Experts, including Singh, said the cost of assembling a smartphone in India is almost on par with China. which remains Apple’s biggest manufacturing hub.

“China, due to economies of scale in its overall supply chain, presents a manufacturing cost that’s lower than India by nearly 5%. However, this difference is diminishing in India’s favour, and will continue to change further, as China’s cost of labour is increasing, while India is affordable for contract manufacturers like Foxconn," said a senior industry consultant working with Apple, as well as multiple other brands, seeking anonymity.

Taiwan-headquartered Foxconn, (Hon Hai Precision Engineering Co. Ltd), is Apple’s largest manufacturing vendor, followed by Taiwanese manufacturers Wistron Corp and Pegatron. All three now have manufacturing facilities in India.

Tarun Pathak, director at market research firm Counterpoint India, said despite multiple assembly partners, Apple does not have the supply chain bandwidth in India to meet its local demand. Around 80% of sales in India come from the assembly lines here, and the rest is still imported, he added.
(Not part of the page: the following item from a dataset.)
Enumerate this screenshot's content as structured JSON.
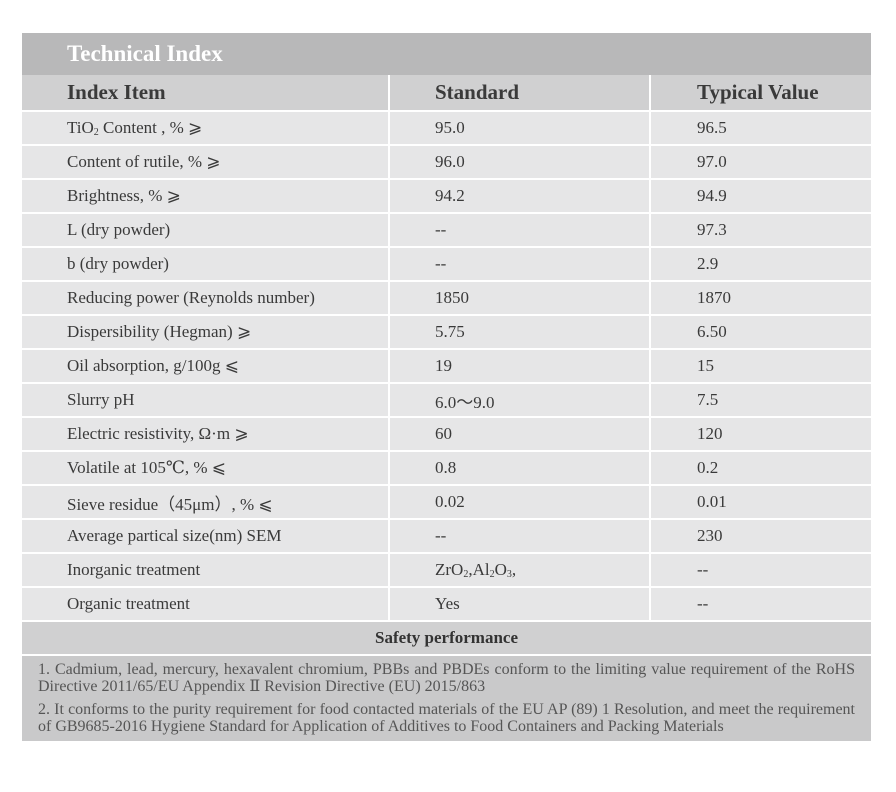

Singh agreed: “Apple’s supply chain falls short of its initial demand—the iPhone 15 is a sizeable upgrade for those who are using the phones for three or more years. With the launch coming in the festive season, Apple’s India assembly capacity will fall short at least till February next year."

Therefore, the present situation will have no impact on how Apple prices its products for India. Instead, it is looking at its India facilities as part of its bid to diversify its supply chain.

“Last year, Apple’s iPhone 14 supplies were affected due to outbreak of covid-19 in China. This, coupled with geopolitical tensions, raised the need for the company to diversify its overall supply chain away from China, and India is a promising destination to achieve that," said Pathak.

However, industry experts remain divided on price disparity of Apple’s iPhones in India over other markets. “The iPhone 15 Pro has a price difference of nearly $500 in India and the US and the UAE. With India becoming an increasingly important market for Apple, this disparity is hard to explain. It may help the brand maintain its halo among customers to a certain extent, but beyond a certain point, Apple will need to look at pricing strategy if it aims to break into the top-five brands of the smartphone market here and hit 20 million device shipments a year," Singh said.

Apple is expected to cross 9 million device shipments per year in 2023, up nearly 40% from last year. With an average price of 85,000, against the industry average of sub- 25,000. It is also set to overtake Samsung in terms of revenue-based market share.

 Experts said that the pricing strategy Apple has used here is to offer its older iPhones at steadily increasing discounts, which is helping it capture more of the market. IDC pegged the iPhone 13 and 14 to jointly account for 70% of the iPhones to be sold in India this year. Prabhu Ram, head of industry intelligence at Cybermedia Research, said that a similar trend was seen over the past one year too—despite the launch of iPhone 14, older generation phones accounted for over 54% of all iPhones sold.

“The upcoming festive season will see the iPhone 13 and 14 receiving large discounts, which will move first-time and upgrading users of the iPhone," Singh added.